I don’t pretend to know what goes on in the heads of people who opt for violence in the defence of an idea. I don’t know how the brain gets to the conclusion that putting oneself in harm’s way and inflicting hurt on others is the way forward on a particular question.
But I know that for as long as these thoughts are being thought and for as long as we do not understand them, whatever solution we offer will leave some people dissatisfied. And if those people are the ones who are willing and able to take up arms to protest their dissatisfaction, then we have a problem that cannot be dismissed through sanitised language, describing murder as ‘terrorist outages’, destruction as ‘violent incidents’ and the, small-scale but undeniable, re-militarisation of northern Ireland’s youth as ‘statistically insignificant’.

And comparisons won’t help either.
Comparing Northern Ireland to the Basque country obfuscates the problem. The history and socio-economic background of the conflicts could not be more different. Same goes for their demands: ETA wants the Basque country to break away, most IRA offshoots want Ireland to unite. That’s a pretty big difference if you ask me.
Where the two resemble each other is in that the people living in the areas affected are far from unanimously behind the idea of independence or unity – and even those who share the vision and understand the sentiments are getting increasingly fed up with the violence.
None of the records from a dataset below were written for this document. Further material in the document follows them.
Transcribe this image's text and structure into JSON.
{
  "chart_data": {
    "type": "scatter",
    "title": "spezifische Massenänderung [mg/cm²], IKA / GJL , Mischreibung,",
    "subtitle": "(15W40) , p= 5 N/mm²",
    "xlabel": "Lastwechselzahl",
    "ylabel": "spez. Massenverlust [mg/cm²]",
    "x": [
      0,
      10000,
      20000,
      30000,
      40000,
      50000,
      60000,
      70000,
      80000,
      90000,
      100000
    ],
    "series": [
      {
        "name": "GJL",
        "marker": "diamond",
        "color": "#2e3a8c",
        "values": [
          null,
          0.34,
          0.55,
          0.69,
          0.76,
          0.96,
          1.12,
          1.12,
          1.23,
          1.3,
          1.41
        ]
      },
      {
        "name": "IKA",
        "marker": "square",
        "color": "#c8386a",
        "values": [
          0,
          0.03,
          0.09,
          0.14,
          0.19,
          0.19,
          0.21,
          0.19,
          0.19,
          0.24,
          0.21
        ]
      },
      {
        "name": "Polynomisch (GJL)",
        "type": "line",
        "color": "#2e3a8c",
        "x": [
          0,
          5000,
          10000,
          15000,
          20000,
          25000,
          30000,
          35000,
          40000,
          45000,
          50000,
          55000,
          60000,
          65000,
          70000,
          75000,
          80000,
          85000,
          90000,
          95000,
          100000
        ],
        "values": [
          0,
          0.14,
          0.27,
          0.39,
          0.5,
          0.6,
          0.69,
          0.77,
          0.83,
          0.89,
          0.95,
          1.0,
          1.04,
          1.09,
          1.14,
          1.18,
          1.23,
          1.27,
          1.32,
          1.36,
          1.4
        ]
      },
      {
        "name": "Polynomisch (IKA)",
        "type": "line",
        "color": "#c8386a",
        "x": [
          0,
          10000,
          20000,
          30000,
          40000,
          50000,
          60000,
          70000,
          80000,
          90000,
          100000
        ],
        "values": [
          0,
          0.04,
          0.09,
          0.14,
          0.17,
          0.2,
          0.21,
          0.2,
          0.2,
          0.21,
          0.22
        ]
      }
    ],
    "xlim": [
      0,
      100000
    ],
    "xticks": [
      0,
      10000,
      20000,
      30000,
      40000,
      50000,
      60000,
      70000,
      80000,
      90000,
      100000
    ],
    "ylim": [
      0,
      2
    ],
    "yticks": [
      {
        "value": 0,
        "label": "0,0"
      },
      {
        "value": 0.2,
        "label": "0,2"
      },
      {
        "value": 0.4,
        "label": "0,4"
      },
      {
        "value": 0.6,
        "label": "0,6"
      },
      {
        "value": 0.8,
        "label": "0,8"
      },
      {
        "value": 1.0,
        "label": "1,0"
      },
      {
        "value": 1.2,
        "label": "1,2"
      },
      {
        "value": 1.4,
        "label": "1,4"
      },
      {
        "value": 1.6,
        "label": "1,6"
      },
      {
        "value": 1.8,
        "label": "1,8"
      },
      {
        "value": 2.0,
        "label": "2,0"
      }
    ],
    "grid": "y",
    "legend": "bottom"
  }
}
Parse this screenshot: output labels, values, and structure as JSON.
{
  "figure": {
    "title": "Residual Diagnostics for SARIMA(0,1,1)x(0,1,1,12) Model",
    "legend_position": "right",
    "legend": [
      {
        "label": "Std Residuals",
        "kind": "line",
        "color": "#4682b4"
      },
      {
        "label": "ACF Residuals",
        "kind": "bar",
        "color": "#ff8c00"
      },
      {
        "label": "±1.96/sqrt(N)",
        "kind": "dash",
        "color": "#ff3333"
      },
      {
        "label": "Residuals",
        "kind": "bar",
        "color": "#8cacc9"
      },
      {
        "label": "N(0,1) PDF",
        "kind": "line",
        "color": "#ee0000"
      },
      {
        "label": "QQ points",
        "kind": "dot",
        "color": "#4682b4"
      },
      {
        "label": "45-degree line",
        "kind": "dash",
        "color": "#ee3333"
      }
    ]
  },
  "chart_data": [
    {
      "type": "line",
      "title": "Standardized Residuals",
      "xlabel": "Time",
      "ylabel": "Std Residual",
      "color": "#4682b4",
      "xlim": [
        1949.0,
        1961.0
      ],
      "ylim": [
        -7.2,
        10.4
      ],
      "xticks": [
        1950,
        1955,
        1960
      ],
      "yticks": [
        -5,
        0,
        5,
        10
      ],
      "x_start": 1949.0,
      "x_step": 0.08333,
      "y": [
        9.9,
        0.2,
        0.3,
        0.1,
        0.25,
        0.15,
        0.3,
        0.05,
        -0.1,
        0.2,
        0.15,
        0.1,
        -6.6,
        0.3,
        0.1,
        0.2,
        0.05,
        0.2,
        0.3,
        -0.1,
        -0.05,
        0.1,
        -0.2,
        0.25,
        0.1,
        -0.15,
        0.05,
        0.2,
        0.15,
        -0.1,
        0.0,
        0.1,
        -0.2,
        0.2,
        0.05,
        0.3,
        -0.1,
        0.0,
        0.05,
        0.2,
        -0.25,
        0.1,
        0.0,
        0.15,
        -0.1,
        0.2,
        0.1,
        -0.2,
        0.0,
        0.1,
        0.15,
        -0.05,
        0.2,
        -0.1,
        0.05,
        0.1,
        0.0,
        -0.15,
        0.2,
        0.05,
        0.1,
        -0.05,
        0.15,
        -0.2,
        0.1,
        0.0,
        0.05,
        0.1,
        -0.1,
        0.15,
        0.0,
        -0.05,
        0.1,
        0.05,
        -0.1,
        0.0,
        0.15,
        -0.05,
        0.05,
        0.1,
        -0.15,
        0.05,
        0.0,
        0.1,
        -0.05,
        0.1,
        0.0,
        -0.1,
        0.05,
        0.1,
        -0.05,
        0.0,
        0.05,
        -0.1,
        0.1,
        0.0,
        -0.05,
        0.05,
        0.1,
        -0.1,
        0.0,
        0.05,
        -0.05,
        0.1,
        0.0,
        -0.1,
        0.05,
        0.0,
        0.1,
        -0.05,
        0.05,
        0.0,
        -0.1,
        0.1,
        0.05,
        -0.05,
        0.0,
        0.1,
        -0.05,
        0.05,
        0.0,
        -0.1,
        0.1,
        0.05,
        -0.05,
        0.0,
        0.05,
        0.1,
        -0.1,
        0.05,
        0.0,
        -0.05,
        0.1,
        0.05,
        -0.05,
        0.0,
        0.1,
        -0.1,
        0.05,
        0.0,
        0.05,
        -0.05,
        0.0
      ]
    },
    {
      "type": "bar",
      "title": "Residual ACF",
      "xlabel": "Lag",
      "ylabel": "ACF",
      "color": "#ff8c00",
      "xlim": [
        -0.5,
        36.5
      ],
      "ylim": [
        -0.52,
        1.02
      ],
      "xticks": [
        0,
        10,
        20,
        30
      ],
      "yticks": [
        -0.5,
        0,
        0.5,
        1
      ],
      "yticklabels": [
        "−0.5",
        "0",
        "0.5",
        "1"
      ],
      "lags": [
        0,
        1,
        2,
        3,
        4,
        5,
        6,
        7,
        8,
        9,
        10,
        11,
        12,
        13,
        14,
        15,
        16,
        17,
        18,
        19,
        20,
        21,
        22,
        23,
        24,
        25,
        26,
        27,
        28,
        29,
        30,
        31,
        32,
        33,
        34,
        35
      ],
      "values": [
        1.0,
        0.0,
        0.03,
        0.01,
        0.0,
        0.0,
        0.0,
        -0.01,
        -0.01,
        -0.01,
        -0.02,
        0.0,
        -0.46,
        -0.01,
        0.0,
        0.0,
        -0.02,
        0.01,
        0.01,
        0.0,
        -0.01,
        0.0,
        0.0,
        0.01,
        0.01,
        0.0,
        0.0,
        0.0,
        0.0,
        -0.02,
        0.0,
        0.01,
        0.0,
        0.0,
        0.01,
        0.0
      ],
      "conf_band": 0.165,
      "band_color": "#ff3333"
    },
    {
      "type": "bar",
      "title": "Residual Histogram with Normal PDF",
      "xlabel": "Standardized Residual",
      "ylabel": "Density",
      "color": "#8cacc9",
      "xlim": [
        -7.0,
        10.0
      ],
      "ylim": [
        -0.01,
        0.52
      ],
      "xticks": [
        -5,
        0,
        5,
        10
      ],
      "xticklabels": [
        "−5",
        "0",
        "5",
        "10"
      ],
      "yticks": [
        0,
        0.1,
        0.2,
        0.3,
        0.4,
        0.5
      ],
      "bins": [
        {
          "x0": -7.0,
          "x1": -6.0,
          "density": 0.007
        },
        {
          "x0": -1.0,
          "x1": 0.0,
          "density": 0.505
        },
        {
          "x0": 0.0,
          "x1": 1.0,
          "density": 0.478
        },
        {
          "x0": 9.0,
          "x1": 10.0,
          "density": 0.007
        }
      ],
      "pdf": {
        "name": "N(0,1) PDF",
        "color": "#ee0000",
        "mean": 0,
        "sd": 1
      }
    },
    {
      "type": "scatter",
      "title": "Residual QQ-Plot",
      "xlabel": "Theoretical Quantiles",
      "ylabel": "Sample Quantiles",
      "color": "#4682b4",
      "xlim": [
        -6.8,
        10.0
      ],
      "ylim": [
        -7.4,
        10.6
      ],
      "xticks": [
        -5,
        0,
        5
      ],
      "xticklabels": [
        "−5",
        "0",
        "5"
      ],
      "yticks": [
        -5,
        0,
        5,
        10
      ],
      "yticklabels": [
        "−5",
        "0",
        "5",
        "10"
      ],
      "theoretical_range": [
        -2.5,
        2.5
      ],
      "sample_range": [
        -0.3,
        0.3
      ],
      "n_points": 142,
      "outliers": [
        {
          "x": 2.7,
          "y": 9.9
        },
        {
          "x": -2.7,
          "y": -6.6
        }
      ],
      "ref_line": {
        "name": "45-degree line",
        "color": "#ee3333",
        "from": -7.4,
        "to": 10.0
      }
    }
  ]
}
But the thing about violence is that ignoring it never makes it go away.

The peace process should not be derailed by the violence, is the chorus coming out of both Stormont and Westminster.
And that is right.
But the peace process cannot afford to ignore the violence either.

Their goal may be utopian, their ranks may be depleted but the militants who don’t buy into the power-sharing experiment in Northern Ireland are still around and not sitting tight.

McGuinness can accuse them of betraying their people all he likes – chances are that’s exactly what they think of him as well.
And the problem is that they are ‘the people’ as much as McGuinness is. They are ‘the people’ as much as those embracing the peace process are.
And ‘the people’ remain divided. So the peace process remains shaky. And hard work is still needed. And a perfect peace is still a way away. And the ability to take peace for granted further still.

But the greatest enemy of a perfect peace, that can be taken for granted as ‘the way things are’, is not the violence right now. It’s the people who tell us that violence in Northern Ireland is inevitable. It’s the people who think the way things always were is the way things will always be.
It’s the people who cannot believe in a perfect peace even though they are working towards it.